Nvidia has revised revenue expectations for the last financial quarter to take in to account an expected 50 percent drop.
More bad news from the financially struggling tech sector was revealed this week with Nvidia announcing that it is to slash its fourth quarter revenue figures by up to fifty percent.
Nvidia says it is blaming a massive dip in customer demand for its high-end graphics and system chipset hardware for a sudden drop in revenue.
In a
statement, the company said that “
total revenue for the fourth quarter of fiscal 2009 is now expected to decline forty percent to fifty percent sequentially as a result of further weaknesses in end-user demand and inventory reductions by Nvidia's channel partners in the global PC supply chain.”
While the revised figures shouldn't put the company in the red, a fifty percent dip in revenue is no laughing matter – and the company is hardly alone in its sector. CPU specialist Intel has also
restated its revenue projections for the last financial quarter to take into account a $2 billion shortfall, and yesterday we learned that consumer electronics giant Sony was due to post its
first loss for fourteen years. Clearly there's a slowdown in spending – both at the channel and end-user levels – that companies are going to have to learn to live with a shrinking market for the foreseeable future.
Have you noticed your own spending habits changing as a result of the ongoing slowdown, or are you happily investing in the latest and greatest to keep your favourite companies ticking over? Share your thoughts over in
the forums.
I've recently played Far Cry 2, or at least I've played it up to the point where you realise it's shown you all its tricks, which is about the first act's worth. I'm playing it in a way that I'm not enjoying as much as I could, because the graphics are more demanding than my 9800 GT - which I considered fairly high end and expensive three months ago - can deal with very well.

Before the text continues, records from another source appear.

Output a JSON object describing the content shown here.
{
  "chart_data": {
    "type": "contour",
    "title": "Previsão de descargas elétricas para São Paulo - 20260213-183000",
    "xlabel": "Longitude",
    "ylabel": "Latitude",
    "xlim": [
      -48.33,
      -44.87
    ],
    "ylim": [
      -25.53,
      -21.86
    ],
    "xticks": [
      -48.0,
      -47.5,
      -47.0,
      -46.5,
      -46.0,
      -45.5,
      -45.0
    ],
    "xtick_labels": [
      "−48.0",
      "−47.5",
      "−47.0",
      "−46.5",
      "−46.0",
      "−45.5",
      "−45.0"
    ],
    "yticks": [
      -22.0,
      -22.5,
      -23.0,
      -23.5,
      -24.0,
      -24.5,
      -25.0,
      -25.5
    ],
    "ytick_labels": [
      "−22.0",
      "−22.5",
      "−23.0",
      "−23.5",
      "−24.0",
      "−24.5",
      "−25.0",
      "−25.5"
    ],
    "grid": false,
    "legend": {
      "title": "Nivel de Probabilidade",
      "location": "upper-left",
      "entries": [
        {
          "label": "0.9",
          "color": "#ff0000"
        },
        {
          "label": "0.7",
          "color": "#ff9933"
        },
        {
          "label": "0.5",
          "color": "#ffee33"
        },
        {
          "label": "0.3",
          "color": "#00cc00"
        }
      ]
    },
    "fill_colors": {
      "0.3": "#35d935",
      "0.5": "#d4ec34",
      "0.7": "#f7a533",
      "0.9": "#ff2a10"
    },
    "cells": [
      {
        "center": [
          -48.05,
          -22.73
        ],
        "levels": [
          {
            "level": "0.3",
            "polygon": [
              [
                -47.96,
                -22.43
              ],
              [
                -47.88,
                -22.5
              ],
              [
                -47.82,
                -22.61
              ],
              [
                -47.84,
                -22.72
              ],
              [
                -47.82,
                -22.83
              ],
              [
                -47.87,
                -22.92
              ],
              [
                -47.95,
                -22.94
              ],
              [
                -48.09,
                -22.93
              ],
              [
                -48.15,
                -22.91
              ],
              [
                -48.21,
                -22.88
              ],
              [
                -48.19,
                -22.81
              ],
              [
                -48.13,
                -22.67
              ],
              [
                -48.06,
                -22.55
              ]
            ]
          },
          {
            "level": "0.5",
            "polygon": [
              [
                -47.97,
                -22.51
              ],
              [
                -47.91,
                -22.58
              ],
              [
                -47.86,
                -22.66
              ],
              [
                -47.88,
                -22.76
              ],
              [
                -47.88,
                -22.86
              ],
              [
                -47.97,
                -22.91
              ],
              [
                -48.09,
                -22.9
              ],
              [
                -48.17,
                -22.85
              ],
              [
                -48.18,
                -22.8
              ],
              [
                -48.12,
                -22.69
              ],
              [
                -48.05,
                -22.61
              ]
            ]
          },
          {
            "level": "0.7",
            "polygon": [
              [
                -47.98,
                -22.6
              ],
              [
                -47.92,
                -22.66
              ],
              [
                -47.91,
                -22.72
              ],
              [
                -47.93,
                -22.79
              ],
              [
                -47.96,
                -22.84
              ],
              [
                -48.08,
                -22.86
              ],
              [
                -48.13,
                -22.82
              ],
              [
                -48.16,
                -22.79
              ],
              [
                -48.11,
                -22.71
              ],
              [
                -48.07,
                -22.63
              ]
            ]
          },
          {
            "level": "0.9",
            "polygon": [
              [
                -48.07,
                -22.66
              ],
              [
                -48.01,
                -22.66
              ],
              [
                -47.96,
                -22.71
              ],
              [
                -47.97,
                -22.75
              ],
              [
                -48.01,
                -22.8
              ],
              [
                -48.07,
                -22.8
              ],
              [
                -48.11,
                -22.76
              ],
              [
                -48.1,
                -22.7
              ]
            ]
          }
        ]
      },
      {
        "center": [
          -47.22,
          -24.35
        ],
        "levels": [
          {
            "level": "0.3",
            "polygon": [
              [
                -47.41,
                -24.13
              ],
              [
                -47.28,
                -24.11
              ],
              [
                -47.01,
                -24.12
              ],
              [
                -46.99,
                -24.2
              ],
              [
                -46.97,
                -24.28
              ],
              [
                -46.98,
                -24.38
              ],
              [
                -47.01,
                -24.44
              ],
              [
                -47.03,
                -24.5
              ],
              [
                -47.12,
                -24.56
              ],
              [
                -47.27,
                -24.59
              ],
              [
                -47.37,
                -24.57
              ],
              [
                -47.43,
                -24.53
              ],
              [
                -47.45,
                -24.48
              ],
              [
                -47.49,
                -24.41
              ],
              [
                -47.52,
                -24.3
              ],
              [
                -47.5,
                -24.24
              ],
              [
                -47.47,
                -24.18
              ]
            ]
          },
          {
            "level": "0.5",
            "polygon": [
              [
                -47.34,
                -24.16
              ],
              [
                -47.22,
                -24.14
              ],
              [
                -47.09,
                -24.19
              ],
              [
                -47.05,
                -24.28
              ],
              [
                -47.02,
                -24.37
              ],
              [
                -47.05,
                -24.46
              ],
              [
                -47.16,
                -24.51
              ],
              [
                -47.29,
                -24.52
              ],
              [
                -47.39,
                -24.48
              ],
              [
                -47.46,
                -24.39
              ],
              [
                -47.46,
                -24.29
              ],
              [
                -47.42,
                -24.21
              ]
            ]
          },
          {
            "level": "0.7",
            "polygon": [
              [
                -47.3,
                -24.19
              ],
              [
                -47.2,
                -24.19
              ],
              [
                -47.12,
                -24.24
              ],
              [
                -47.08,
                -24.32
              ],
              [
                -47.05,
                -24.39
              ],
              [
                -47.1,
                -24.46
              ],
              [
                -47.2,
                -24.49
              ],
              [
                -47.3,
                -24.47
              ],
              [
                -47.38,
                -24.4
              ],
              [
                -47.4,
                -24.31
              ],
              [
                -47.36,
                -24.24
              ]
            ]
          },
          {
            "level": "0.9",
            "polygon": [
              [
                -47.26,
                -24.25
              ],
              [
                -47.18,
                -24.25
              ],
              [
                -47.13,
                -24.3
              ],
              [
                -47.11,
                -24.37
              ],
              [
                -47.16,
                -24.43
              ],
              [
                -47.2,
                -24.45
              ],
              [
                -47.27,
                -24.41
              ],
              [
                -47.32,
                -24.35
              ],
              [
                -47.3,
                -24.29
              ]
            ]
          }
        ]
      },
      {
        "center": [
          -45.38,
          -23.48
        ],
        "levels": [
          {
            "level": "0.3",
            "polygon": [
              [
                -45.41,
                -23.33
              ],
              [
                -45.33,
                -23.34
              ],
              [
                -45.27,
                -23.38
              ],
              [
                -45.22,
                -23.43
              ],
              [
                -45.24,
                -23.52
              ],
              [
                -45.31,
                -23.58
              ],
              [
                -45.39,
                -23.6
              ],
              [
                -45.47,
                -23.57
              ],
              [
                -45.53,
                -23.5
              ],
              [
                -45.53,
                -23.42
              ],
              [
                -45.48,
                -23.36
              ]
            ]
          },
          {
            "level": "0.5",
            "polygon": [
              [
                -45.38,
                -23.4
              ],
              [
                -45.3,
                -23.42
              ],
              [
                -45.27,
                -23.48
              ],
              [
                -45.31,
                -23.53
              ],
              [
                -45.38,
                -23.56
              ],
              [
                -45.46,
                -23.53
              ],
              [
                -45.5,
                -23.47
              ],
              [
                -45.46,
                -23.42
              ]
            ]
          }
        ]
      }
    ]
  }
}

Doing anything about this situation costs more than a PS3. So uhm.
and so many people wanna wait, because the card the car they want will be cheaper soon, or outdated soon.
and the rebate companies have people scared, because they going under, and not supporting rebates somtimes.
they made very little for GT200 65nm chips, im no surprised.
we are french and we help ati amd for the existence of concurrence in the futur and the next year we sale many many crossfire or crosfire x OF HD 4850 OR HD 4870 with out any saling for nvidia ....NOTHING
and you know why??
with only one leader they trust the market and for me i dont like this ****ing commercial attitud NVIDIA IS avery bad company only money
this new classified board is a step in the right direction.. finally something noone else has again
:| lolwut
lolwut seconded.
Back to topic, I'm not surprised at all. Luxury items like high-end graphics card would be the first thing I'd take off my to-buy list in an economic crisis. Munchie chips over silicon chips for me, please. :D
The shadows pop up so severely that driving is rather like chasing the edge of a particularly energetic cloud formation.
My biggest gripe with the video card industry (as Ive said before) is that they need to have a better model numbering scheme. Stop trying to fool the customer into buying an inferior card just because the model number is higher. For the average consumer, a 9000 series must be better than an 8000 series card because the number is greater.
Stick to a damn numbering scheme where the greater the model number, the better the card. None of this BS with trying to fool the consumers.
Well, you do rather assume...
I find the model numbering system completely mystifying. You end up having to go and look every number up on a website, find out what it means, then try and figure out what an extra 26 shader pipelines will get you. Is GTX better than GT? Argh!
The last card I bought was an Asus 6600GT (in 2006?) because I couldn't afford an 8800 series card. After that the numbering system was so screwed I wasn't sure what I might be buying till the reviews came out. By the time the reviews came out the cards were heading for a slide towards a "new" card. :bronx cheer:
All was well till I smoked the 6600GT a few weeks back and then decided on another Asus, 4870 1 Gb card. Still not sure if I got a decent card, but seems to be okay. The way Nvidia is still playing games with their numbering system I think I will avoid them for a few years.